Do Batista não me vou debruçar sobre o que foi como toureiro, nem do legado que deixou à arte de tourear a cavalo, dessa sua história já todos falaram e bem, e tudo o que escrevesse nada iria adiantar. O que me interessa mesmo, é falar do homem de personalidade multifacetada, das qualidades humanas, do amigo incondicional e do humor que distingue os homens inteligentes que têm bordada a sua personalidade a laivos de loucura, personalidade essa, que impressionou toda a gente, e estou a lembrar-me do Miguel Alvarenga a primeira vez que comigo foi a sua casa.


Conheci o Tita desde que vim para o mundo do toiro, e tinha dele uma ideia superficial de um tipo superficial. Quis o destino que em determinado momento da minha vida em que trabalhei num ministério com o Zé Zuquete, este tivesse os cavalos em casa do Batista, sendo que a partir daí passámos a conviver diariamente sem as luzes ou o sol das praças de toiros.

Foi então que descobri que existia um homem genuíno fora do circo em que a arte o fazia movimentar-se,  substituindo o parecer pelo ser, sendo em constância ele próprio, sem ter de escapar às solicitações que na teia duma praça de toiros, num sorteio de corrida, no hotel onde se vestia, falando com críticos ou aficionados..., em que tudo isto formava um ambiente em que a vertente humana da sua personalidade não se podia mostrar.

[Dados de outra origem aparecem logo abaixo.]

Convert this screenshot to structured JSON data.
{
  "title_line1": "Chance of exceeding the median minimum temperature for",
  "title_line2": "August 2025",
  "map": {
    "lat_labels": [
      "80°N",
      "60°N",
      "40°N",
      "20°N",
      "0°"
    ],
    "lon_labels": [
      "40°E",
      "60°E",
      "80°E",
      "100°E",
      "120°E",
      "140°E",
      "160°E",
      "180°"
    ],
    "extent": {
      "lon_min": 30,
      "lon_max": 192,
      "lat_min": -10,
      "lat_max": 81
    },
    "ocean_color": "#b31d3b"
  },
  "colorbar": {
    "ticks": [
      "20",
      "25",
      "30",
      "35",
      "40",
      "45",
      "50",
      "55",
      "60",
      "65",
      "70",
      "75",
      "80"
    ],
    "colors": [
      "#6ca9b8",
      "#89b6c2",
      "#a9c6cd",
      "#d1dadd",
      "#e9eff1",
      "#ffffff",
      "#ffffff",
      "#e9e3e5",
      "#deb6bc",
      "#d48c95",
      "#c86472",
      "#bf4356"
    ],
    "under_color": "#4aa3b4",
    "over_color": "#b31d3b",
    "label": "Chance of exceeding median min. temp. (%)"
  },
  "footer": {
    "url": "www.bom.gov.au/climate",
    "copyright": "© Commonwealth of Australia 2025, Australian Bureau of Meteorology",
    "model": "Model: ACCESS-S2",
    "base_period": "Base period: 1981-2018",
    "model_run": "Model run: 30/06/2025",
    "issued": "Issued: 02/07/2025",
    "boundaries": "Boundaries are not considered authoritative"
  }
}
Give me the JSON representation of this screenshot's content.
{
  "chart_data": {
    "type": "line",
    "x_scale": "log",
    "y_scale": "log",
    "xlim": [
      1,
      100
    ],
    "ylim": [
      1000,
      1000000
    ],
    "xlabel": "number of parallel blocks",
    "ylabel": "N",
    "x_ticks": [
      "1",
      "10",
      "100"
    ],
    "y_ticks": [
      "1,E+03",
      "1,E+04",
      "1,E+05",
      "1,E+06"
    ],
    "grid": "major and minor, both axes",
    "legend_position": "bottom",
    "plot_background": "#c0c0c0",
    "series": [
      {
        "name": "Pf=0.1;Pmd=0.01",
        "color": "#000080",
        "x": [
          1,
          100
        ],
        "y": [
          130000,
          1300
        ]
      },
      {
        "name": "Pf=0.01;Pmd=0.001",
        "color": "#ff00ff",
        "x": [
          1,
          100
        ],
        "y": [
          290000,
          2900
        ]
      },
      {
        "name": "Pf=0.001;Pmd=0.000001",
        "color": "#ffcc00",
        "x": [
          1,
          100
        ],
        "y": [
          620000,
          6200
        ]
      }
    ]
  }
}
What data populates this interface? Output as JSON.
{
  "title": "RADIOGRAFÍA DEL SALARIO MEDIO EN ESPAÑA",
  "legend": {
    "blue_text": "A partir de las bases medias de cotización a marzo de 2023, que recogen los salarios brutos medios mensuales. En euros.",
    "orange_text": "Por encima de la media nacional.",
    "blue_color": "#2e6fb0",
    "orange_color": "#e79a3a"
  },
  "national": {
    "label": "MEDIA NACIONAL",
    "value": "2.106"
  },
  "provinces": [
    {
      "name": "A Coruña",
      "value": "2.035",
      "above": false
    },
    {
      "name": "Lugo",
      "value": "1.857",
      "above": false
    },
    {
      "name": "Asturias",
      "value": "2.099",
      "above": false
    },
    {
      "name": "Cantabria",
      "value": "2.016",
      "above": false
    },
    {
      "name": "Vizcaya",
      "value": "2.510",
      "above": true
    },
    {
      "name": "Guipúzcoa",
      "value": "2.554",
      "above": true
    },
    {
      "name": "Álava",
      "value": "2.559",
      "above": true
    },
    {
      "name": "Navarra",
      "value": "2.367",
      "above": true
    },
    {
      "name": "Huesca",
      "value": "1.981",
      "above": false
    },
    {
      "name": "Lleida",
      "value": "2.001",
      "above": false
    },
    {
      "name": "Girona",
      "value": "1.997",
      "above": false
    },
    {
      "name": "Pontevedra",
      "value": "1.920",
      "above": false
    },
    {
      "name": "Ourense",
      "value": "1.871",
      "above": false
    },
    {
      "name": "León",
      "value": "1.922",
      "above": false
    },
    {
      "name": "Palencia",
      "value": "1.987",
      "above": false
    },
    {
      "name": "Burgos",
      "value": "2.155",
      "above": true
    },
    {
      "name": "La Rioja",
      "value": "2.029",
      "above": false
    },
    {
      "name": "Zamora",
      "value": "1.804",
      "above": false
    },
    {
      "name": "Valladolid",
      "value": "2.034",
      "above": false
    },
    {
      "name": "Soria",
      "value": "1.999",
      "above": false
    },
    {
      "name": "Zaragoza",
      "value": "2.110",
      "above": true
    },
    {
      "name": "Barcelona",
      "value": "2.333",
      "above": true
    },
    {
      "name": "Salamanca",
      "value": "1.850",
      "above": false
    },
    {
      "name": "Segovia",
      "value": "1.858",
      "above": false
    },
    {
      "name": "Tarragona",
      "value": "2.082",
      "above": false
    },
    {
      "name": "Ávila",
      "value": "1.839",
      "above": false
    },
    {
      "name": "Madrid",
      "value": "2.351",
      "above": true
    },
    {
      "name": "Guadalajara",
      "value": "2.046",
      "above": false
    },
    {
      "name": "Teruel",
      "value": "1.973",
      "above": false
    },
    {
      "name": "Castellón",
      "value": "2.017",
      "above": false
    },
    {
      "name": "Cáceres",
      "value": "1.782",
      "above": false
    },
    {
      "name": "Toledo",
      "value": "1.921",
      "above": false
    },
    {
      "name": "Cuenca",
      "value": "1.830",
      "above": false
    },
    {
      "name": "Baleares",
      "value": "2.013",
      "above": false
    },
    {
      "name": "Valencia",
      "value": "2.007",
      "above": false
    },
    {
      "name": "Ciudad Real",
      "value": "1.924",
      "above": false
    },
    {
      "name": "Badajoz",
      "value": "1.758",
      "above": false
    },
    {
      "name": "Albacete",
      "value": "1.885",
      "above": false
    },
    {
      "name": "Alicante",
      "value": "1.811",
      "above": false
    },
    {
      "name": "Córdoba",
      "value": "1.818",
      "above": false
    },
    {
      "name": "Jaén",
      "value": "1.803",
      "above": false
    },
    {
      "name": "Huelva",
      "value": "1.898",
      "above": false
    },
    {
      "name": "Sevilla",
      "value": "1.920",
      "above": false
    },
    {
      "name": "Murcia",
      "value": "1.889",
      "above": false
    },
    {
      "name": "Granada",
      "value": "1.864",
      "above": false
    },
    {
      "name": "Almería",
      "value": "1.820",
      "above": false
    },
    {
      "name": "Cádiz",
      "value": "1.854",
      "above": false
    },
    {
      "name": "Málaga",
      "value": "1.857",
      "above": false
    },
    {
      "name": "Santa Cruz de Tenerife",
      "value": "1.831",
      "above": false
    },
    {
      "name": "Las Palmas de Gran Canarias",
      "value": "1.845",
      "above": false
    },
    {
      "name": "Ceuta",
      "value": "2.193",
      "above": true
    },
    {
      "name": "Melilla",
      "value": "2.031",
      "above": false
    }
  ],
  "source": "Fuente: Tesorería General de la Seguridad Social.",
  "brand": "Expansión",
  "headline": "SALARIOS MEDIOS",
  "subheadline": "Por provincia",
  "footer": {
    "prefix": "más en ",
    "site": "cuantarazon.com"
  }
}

O homem admirador e conhecedor de Dali, o amigo sincero e incondicional, o tipo que gostava de ler, o dono de grande sensibilidade perante os males dos outros, o colega respeitador, o anti-vedeta, a boa disposição natural prenhe de humor, o excelente cavaleiro conhecedor e praticante da boa equitação, apareceu então nessa época à minha frente.

Das partidas que pregava, e eu fui vítima de várias, não vou falar porque um livro não chegaria, mas vou falar, sim, da qualidade humana contando a história duma situação a que assisti.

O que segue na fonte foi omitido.